As for the sufficiency of the deliberate indifference claim, this Court, in the context of initial review utilizing the dismissal standard articulated by the Supreme Court in Iqbal and Bell Atlantic Corp. v. Twombly, 550 U.S. 544 (2007), detailed the factual allegations, noted that an Eighth Amendment claim consist of both objective and subjective components, and wrote:
In the present case, the plaintiff clearly alleges the existence of a serious enough medical condition to satisfy the objective component of his Eighth Amendment claim. A close question is posed as to whether his allegations establish the subjective component, because the plaintiff clearly received some medical care but disputes the adequacy of that care. In light of the plaintiff's allegations that his condition continues to deteriorate and he has not actually seen a doctor who can diagnose and treat his condition since July, the Court nonetheless finds, for purposes of the initial review, that the allegations of delay and dilatory treatment potentially go beyond mere negligence and suggest a denial of treatment "in the face of an obvious need for such attention where the inmate is thereby exposed to undue suffering or the threat of tangible residual injury."(Docket No. 5 at 4-5) (internal citations omitted).

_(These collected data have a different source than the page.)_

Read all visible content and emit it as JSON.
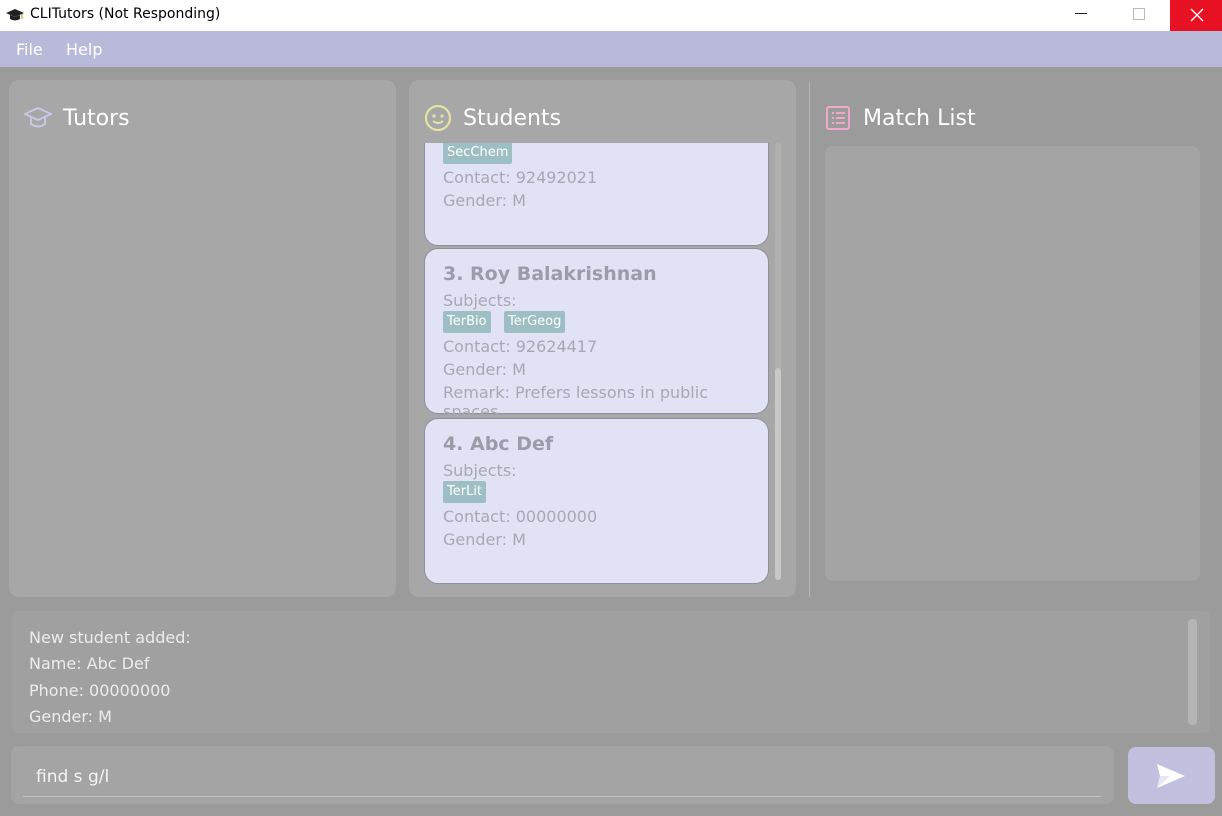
{
  "window": {
    "title": "CLITutors (Not Responding)"
  },
  "menu": {
    "file": "File",
    "help": "Help"
  },
  "panels": {
    "tutors_title": "Tutors",
    "students_title": "Students",
    "match_title": "Match List"
  },
  "students": {
    "card2": {
      "tag": "SecChem",
      "contact": "Contact: 92492021",
      "gender": "Gender: M"
    },
    "card3": {
      "name": "3.  Roy Balakrishnan",
      "subjects_label": "Subjects:",
      "tags": [
        "TerBio",
        "TerGeog"
      ],
      "contact": "Contact: 92624417",
      "gender": "Gender: M",
      "remark": "Remark: Prefers lessons in public spaces"
    },
    "card4": {
      "name": "4.  Abc Def",
      "subjects_label": "Subjects:",
      "tags": [
        "TerLit"
      ],
      "contact": "Contact: 00000000",
      "gender": "Gender: M"
    }
  },
  "result": {
    "lines": [
      "New student added:",
      "Name: Abc Def",
      "Phone: 00000000",
      "Gender: M"
    ]
  },
  "command": {
    "value": "find s g/l"
  },
  "colors": {
    "accent": "#b9b9d9",
    "card_bg": "#e1e3f5",
    "tag_bg": "#9dbfc4",
    "close_red": "#e81123"
  }
}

With the Court's permission, Plaintiff amended his Complaint and, in doing so, amplified his allegations. According to Plaintiff, his serious medical needs still have yet to be addressed, even though he does admit to receiving assorted treatments. Whether the actions or alleged inactions by Defendants amounted to deliberate indifference and/or whether Defendants, and in particular Defendant McConnell, possessed a "sufficiently culpable state of mind," Farmer v. Brennan, 511 U.S. 825, 834 (1994), is not something which can be decided on the pleadings.
In his response brief, Plaintiff acknowledges that "[p]revailing on a constitutional challenge to medical treatment under the fact of this case is a heavy challenge." (Docket No. 40 at 7). Indeed, and meeting that challenge may be particularly difficult as to Defendant McConnell, given his role as an administrator. For now, however, the Court will allow the claim against Defendant McConnell to go forward and his Motion to Dismiss (Docket No. 27) is hereby DENIED.
It is SO ORDERED.
/s/_________
KEVIN H. SHARP
UNITED STATES DISTRICT JUDGE
Bivens v. Six Unknown Fed. Narcotics Agents, 403 U.S. 388 (1971).